A type II error occurs if the hypothesis test based on a random sample fails to reject the null hypothesis even when the true population mean μ is in fact greater than μ0.
Assume that the population has a known variance σ2. By the Central Limit Theorem, the population of all possible means of samples of sufficiently large size n approximately follows the normal distribution. Hence we can compute the range of sample means for which the null hypothesis will not be rejected, and then obtain an estimate of the probability of type II error.
We demonstrate the procedure with the following:
Problem
Suppose the food label on a cookie bag states that there is at most 2 grams of saturated fat in a single cookie. Assume the actual mean amount of saturated fat per cookie is 2.09 grams, and the population standard deviation is 0.25 grams. At .05 significance level, what is the probability of having type II error for a sample size of 35 cookies?
Solution
We begin with computing the standard deviation of the mean, sem.
> sigma = 0.25 # population standard deviation
> sem = sigma/sqrt(n); sem # standard error
[1] 0.042258
We next compute the upper bound of sample means for which the null hypothesis μ ≤ 2 would not be rejected.
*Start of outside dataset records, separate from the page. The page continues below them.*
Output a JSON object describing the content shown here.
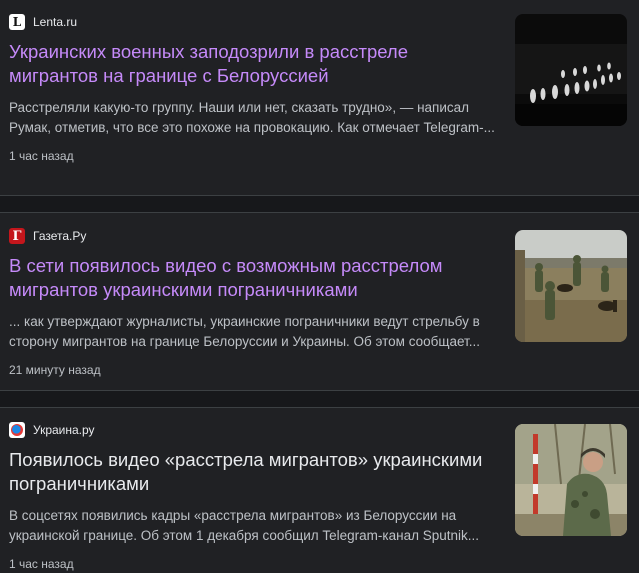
{
  "articles": [
    {
      "source": "Lenta.ru",
      "favicon": "lenta-favicon",
      "favicon_letter": "L",
      "title": "Украинских военных заподозрили в расстреле мигрантов на границе с Белоруссией",
      "snippet": "Расстреляли какую-то группу. Наши или нет, сказать трудно», — написал Румак, отметив, что все это похоже на провокацию. Как отмечает Telegram-...",
      "time": "1 час назад",
      "thumbnail": "night-thermal-image"
    },
    {
      "source": "Газета.Ру",
      "favicon": "gazeta-favicon",
      "favicon_letter": "Г",
      "title": "В сети появилось видео с возможным расстрелом мигрантов украинскими пограничниками",
      "snippet": "... как утверждают журналисты, украинские пограничники ведут стрельбу в сторону мигрантов на границе Белоруссии и Украины. Об этом сообщает...",
      "time": "21 минуту назад",
      "thumbnail": "border-guards-field-photo"
    },
    {
      "source": "Украина.ру",
      "favicon": "ukraina-favicon",
      "title": "Появилось видео «расстрела мигрантов» украинскими пограничниками",
      "snippet": "В соцсетях появились кадры «расстрела мигрантов» из Белоруссии на украинской границе. Об этом 1 декабря сообщил Telegram-канал Sputnik...",
      "time": "1 час назад",
      "thumbnail": "border-guard-soldier-photo"
    }
  ],
  "colors": {
    "background": "#202124",
    "visited_title": "#c58af9",
    "title": "#e8eaed",
    "snippet": "#bdc1c6"
  }
}
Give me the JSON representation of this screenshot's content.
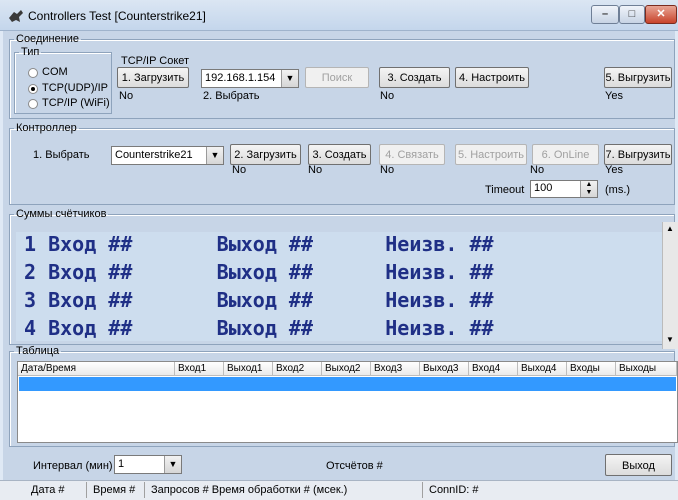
{
  "window": {
    "title": "Controllers Test [Counterstrike21]"
  },
  "connection": {
    "legend": "Соединение",
    "type_legend": "Тип",
    "types": [
      "COM",
      "TCP(UDP)/IP",
      "TCP/IP (WiFi)"
    ],
    "selected_type": "TCP(UDP)/IP",
    "socket_legend": "TCP/IP Сокет",
    "load_button": "1. Загрузить",
    "load_status": "No",
    "ip_value": "192.168.1.154",
    "choose_label": "2. Выбрать",
    "search_button": "Поиск",
    "create_button": "3. Создать",
    "create_status": "No",
    "configure_button": "4. Настроить",
    "unload_button": "5. Выгрузить",
    "unload_status": "Yes"
  },
  "controller": {
    "legend": "Контроллер",
    "choose_label": "1. Выбрать",
    "selected": "Counterstrike21",
    "load_button": "2. Загрузить",
    "load_status": "No",
    "create_button": "3. Создать",
    "create_status": "No",
    "link_button": "4. Связать",
    "link_status": "No",
    "configure_button": "5. Настроить",
    "online_button": "6. OnLine",
    "online_status": "No",
    "unload_button": "7. Выгрузить",
    "unload_status": "Yes",
    "timeout_label": "Timeout",
    "timeout_value": "100",
    "timeout_unit": "(ms.)"
  },
  "counters": {
    "legend": "Суммы счётчиков",
    "rows": [
      "1 Вход ##       Выход ##      Неизв. ##",
      "2 Вход ##       Выход ##      Неизв. ##",
      "3 Вход ##       Выход ##      Неизв. ##",
      "4 Вход ##       Выход ##      Неизв. ##"
    ]
  },
  "table": {
    "legend": "Таблица",
    "columns": [
      "Дата/Время",
      "Вход1",
      "Выход1",
      "Вход2",
      "Выход2",
      "Вход3",
      "Выход3",
      "Вход4",
      "Выход4",
      "Входы",
      "Выходы"
    ]
  },
  "bottom": {
    "interval_label": "Интервал (мин)",
    "interval_value": "1",
    "reports_label": "Отсчётов #",
    "exit_button": "Выход"
  },
  "statusbar": {
    "date": "Дата #",
    "time": "Время #",
    "requests": "Запросов # Время обработки # (мсек.)",
    "conn": "ConnID: #"
  },
  "colors": {
    "counter_text": "#1f2f86",
    "selection": "#3399ff"
  }
}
> mu0 = 2 # hypothetical upper bound
> q = qnorm(alpha, mean=mu0, sd=sem, lower.tail=FALSE); q
[1] 2.0695
Therefore, so long as the sample mean is less than 2.0695 in a hypothesis test, the null hypothesis will not be rejected. Since we assume that the actual population mean is 2.09, we can compute the probability of the sample mean below 2.0695, and thus found the probability of type II error.
Answer
If the cookies sample size is 35, the actual mean amount of saturated fat per cookie is 2.09 grams and the population standard deviation is 0.25 grams, then the probability of type II error for testing the null hypothesis μ ≤ 2 at .05 significance level is 31.4%, and the power of the hypothesis test is 68.6%.
Exercise
Under same assumptions as above, if the actual mean amount of saturated fat per cookie is 2.075 grams, what is the probability of type II errors? What is the power of the hypothesis test?